Speaking to Bloomberg Línea, Brown‑Forman’s Brazil marketing director Fabrício Barbosa describes Jack Daniel’s as “a drink to relax and enjoy without complications.” That framing isn’t accidental. It’s part of a broader effort to associate the brand with lifestyle and emotional appeal – linking alcohol to relaxation, self-care, and social connection.

To support this repositioning, the company is pushing flavored products like Tennessee Honey and Tennessee Apple – milder in taste and “easier to mix.” These variants serve as entry points in Brown‑Forman’s strategy to make whiskey feel more approachable, especially to first-time alcohol users and groups traditionally outside the brand’s core demographic. Alongside these, the company is aggressively promoting ready-to-drink (RTD) products – pre-mixed combinations of spirit and soda – which further lower barriers to consumption and are particularly attractive to younger consumers due to their convenience, sweetness, and resemblance to soft drinks.

The company has expanded its operations significantly in Brazil, citing the country as a strategic growth market. Brown‑Forman aims to double its sales volume in Brazil in the next five years.

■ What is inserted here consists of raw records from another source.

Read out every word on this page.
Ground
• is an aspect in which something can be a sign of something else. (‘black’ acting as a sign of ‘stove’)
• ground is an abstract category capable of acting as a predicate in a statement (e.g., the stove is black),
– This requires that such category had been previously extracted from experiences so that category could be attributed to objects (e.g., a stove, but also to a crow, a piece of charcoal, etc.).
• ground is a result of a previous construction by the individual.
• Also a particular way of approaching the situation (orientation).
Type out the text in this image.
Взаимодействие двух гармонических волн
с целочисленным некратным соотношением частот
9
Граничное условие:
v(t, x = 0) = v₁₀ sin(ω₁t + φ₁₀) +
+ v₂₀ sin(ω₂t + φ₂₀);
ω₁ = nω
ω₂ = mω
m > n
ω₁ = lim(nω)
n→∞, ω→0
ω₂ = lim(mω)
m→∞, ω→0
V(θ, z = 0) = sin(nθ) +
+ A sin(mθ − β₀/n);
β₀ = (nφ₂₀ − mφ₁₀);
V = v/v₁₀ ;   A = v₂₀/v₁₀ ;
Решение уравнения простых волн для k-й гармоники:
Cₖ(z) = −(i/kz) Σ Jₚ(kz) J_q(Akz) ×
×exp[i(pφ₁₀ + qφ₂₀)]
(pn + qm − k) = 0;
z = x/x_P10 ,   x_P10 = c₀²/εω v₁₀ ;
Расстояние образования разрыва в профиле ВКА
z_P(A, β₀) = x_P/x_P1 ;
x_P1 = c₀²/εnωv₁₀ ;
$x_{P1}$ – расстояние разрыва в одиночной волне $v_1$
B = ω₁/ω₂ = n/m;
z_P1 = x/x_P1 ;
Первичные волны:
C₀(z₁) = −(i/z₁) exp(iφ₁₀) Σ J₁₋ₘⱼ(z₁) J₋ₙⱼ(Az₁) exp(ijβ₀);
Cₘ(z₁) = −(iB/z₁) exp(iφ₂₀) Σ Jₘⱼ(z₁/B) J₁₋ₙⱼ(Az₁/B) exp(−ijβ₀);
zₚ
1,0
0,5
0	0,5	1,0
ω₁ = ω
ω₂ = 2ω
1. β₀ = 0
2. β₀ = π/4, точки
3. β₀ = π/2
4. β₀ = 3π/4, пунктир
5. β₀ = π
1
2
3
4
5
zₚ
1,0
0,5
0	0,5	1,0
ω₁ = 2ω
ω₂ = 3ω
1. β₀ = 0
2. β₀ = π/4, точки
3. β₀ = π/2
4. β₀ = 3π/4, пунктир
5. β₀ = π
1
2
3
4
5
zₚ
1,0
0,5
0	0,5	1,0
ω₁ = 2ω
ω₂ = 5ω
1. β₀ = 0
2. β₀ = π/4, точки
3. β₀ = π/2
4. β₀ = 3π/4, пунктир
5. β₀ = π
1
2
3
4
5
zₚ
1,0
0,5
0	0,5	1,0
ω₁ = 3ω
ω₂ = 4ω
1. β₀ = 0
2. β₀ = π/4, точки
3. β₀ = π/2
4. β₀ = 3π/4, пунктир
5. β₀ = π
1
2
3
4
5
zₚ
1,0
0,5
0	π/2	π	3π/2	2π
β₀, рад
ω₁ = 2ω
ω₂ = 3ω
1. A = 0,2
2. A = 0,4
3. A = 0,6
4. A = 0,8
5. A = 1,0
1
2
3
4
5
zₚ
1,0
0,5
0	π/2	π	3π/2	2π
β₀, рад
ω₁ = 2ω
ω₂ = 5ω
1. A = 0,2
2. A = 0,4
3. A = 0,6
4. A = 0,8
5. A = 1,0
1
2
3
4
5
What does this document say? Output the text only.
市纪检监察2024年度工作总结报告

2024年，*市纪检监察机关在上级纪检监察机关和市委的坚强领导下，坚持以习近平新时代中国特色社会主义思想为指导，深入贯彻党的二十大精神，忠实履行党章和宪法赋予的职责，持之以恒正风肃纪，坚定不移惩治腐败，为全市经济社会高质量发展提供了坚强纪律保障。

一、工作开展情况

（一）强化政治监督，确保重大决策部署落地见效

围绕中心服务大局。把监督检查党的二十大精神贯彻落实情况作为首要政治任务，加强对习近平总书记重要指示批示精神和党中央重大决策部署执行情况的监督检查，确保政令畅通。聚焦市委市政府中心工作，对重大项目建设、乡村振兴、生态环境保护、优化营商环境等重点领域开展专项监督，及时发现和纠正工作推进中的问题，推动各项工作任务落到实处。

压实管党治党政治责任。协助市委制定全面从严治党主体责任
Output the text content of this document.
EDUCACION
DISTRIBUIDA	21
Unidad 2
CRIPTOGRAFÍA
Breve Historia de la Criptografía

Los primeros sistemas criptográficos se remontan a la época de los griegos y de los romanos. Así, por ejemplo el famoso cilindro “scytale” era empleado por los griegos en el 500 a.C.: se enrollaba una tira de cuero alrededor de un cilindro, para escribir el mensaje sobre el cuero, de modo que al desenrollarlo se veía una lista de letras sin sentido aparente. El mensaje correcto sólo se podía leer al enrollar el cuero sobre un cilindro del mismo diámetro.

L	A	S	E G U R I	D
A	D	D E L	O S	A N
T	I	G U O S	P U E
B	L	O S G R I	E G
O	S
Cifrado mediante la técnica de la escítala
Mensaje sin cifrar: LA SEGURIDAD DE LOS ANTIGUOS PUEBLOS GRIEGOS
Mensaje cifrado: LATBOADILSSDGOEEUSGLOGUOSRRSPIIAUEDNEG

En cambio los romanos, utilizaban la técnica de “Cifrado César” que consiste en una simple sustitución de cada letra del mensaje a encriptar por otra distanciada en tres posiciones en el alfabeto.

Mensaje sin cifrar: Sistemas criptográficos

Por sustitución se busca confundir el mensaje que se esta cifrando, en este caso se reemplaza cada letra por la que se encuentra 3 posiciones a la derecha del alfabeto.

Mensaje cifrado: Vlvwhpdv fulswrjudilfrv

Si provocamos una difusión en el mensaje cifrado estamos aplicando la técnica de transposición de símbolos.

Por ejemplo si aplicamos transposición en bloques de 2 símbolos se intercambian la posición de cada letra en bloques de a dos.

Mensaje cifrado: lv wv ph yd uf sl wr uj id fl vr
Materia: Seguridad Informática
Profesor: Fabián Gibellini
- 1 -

The marketing approach Brown-Forman uses raises familiar concerns. Promoting high-alcohol spirits as a form of relaxation – particularly through softened flavors and lifestyle branding – downplays the health risks and blurs boundaries between consumption and emotional wellbeing. It’s a tactic increasingly used by global alcohol producers to reach new segments in saturated or emerging markets. The long-term costs are never mentioned in these expansion plans. Brazil already faces growing public health challenges linked to alcohol use, including youth harm and gender-based violence.Recasting high-alcohol products as an everyday product, especially one positioned for stress relief or social ease, risks normalizing consumption in ways that carry serious public health implications.

Promotion, or any marketing strategies, is Big Alcohol’s activity to drive alcohol availability and acceptability, to perpetuate the alcohol norm, and to place alcohol at the center of people’s thoughts and preferences, communities’ practices, and societies’ customs. The focus of this DUBIOUS FIVE strategy is the people and their beliefs about alcohol products, the public and their attitudes about and behavior around alcohol products, and the consumers and how much, how often they buy and consume alcohol brands.